PGE is Oregon’s largest electricity provider, serving approximately 900,000 homes and businesses in the state, plans to transition to 100 percent carbon-free energy by 2045, and its customers will be footing the bill.
To eliminate all its greenhouse emissions, PGE would need to massively increase its renewable energy resources and manage them effectively for decades. However, wind power is heavily dependent on federal subsidies, and according to experts consulted by The Oregonian, “those subsidies are structured in a way that incentivizes operators to skimp on maintenance for older equipment that is no longer eligible.”
Biglow Canyon landowners recently hired a Portland lawyer to investigate potential remedies to a perceived lack of transparency from PGE, and feeling financially shortchanged by excessive turbine downtime, as payments to them are based on energy production.
Landowners have said that they had concerns about oil and lubricants leaking from PGE’s turbines and that the problems began over a decade ago, leaks that likely fall below the threshold for reporting oil spills to the Department of Environmental Quality.
Oil has also leaked from Biglow Canyon’s on-site transformers with ten transformers having failed at Biglow since 2010, three times more than reported by any other facility regulated by the state, according to Department of Energy records. Nine transformers under both Vestas and Siemens turbines and one in a substation spilled some 3,400 gallons of mineral oil, 90 percent of it into the ground which prompted excavation and soil replacement.
According to The Oregonian, pieces of turbine equipment are falling into landowners’ fields regularly and PGE has not reported those incidents to the state promptly, or in some cases at all.
The outlet also reported that PGE kept its four Siemens turbines with broken blade bolts running for months while awaiting spare parts.
According to a study published in the academic journal Engineering Failure Analysis, the failure of blade bolts due to stress and metal fatigue is cited as a frequent cause of turbine failure.
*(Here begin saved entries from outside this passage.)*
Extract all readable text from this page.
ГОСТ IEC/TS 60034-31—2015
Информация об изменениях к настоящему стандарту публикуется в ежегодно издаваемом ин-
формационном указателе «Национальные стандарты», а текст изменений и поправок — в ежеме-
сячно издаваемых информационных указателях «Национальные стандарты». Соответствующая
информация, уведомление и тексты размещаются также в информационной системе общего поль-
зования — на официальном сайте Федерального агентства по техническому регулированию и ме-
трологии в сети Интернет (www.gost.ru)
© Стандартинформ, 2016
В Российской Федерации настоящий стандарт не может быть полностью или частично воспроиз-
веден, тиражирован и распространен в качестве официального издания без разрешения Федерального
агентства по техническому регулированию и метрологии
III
Landowners claim that Biglow Canyon’s windmills sometimes sit idle for months at a time.
According to The Oregonian, the facility has never hit the 37 percent of its rated capacity of 125.4 megawatts that was promised when the project began and instead has averaged 27.6 percent, well below projections.
However, the outlet noted that nearby facilities are performing better.
PGE’s alternative to spending more on maintenance would be to replace most of the components of the Vestas turbines, which would, increase their efficiency and output and is not uncommon. But ratepayers could end up swallowing the remaining value tied to the existing machinery.
The decision might have been helped by the Inflation Reduction Act passed by Congress this month which renewed the federal production tax credit subsidy for another 10 years for wind and solar farms that begin construction prior to Jan. 1, 2025, including repowering turbines.